Motorized Grain Mill

Here’s how I motorized my standard-edition JSP maltmill. The mill works just fine hand-cranked or driven with a drill but this was a fun project!

I started out by getting the electric motor settling for an a used 1/2 horse motor I found on eBay. It was $22 shipped, not a bad price. It turns at the typical 1725RPM and has a 5/8″ shaft.

Mill Sheave

Mill Sheave, Hub, and BushingTo scale down the motor speed I used an 11″ sheave on the mill and a 1.5″ sheave on the motor. In theory this turns the mill shaft at 235RPM. Farm & Fleet proved to be a good source for the hard-to-find large sheaves; Grainger sells them but they’re very expensive. F&F’s sheaves & hubs are sold separately so one has to spot-weld them together, but this is why the world has brothers-in-law, right? Furthermore the smallest hub bore available was 1/2″ so I had to get a 3/8″ > 1/2″ bushing for the mill shaft. In this photo you can see the separate hub as well as the bushing. F&F didn’t have a shaft bushing with the keyway notched out but they did have a solid brass reducing bushing out of which I was able to grind a slot. Not pictured is the square key inserted into the keyway.
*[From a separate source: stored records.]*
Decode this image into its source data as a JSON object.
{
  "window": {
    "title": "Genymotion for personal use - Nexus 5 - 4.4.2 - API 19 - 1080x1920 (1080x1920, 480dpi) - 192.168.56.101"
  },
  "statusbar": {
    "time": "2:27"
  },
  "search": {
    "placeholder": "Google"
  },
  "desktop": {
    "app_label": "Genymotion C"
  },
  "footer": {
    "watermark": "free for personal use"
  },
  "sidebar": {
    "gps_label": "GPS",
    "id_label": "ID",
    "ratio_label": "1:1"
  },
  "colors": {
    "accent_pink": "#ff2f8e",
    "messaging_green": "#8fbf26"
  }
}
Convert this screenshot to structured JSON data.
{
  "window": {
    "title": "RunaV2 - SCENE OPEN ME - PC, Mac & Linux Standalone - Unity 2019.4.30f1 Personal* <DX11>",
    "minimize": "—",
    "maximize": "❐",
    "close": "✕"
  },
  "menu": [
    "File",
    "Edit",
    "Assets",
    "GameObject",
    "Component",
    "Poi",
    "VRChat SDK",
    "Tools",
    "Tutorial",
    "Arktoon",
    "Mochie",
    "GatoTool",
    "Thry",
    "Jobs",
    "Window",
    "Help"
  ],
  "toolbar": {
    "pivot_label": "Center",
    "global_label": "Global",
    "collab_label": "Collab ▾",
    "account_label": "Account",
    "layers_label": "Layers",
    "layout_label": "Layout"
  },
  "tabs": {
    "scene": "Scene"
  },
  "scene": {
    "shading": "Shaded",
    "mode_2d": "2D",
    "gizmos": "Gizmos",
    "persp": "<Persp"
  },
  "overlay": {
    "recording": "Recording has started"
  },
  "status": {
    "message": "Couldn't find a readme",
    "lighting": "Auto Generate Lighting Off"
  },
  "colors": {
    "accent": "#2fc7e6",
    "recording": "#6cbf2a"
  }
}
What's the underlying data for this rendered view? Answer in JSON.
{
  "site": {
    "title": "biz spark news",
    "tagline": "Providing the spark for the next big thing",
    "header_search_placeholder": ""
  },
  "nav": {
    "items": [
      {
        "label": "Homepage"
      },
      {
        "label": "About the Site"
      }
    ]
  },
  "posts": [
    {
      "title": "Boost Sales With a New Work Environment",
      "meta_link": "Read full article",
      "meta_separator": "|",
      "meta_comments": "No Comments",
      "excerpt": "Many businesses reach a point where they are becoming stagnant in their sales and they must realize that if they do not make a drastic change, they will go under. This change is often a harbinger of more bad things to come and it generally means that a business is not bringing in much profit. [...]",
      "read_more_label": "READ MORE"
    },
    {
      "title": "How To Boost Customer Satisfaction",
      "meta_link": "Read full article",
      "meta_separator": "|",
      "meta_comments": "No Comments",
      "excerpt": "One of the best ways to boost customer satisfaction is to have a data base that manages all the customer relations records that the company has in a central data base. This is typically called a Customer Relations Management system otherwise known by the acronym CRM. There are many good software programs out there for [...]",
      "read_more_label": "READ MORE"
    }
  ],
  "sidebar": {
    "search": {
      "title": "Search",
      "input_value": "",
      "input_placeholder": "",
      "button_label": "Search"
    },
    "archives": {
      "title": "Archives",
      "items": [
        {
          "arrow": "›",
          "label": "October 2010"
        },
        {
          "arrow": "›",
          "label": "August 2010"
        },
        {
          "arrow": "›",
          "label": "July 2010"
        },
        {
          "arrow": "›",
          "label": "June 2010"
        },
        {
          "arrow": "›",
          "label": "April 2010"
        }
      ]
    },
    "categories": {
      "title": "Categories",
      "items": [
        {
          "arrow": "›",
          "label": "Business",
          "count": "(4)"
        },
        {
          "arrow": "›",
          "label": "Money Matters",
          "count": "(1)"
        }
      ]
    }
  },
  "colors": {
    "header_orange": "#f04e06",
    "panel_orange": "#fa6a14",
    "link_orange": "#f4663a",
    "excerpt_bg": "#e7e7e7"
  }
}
Crescent-shaped woodruff keys were too tall to fit in between the shaft and hub. The belt is a 50″ ‘A’ belt. It rides perhaps too deep within the mill sheave but the ‘B’ belts were too wide to fit in the motor sheave.

Plywood base

There’s not much to say about the motor and mill mounting, they’re both simply bolted to the top of the plywood. A water cooler jug works wonderfully as a grain hopper, they’re just a bit finicky to securely mount. I went with kind of a ring support for the water cooler; it’s wide enough to support the jug by its shoulder. The threaded rod lets me adjust the height of the hopper to get the snout right down by the rollers.

Circular hopper mount

On the first test run malt was sprayed everywhere so I made a cover for the mill assembly. This is just a piece of plexiglass with a hole Dremel’d in for the hopper snout. It does a great job of keeping malt from spraying everywhere in addition to acting as a finger guard! With the hopper poked into the plexiglass I haven’t found the need for side supports for the hopper.

A sample of the crush:

Some Briess 2-Row ran through the mill

A lame video:


I’m pretty happy with the results. From the video one might surmise that malt is going in between the roller and sidewall but in fact it is not because the gap there is smaller than a kernel of barley. I think I’d like the speed to be slower but the crush looks like like when I hand-cranked it or used my drill.

In an earlier version I mounted the motor on a hinged board which allowed the motor’s weight to tension the belt.  In practice this didn’t work very well because the mount would bounce while in operation causing the belt to occasionally slip.  I could have solved the bouncing issue using a spring to hold the board down but this was too much fuss so I just bolted the sucker down.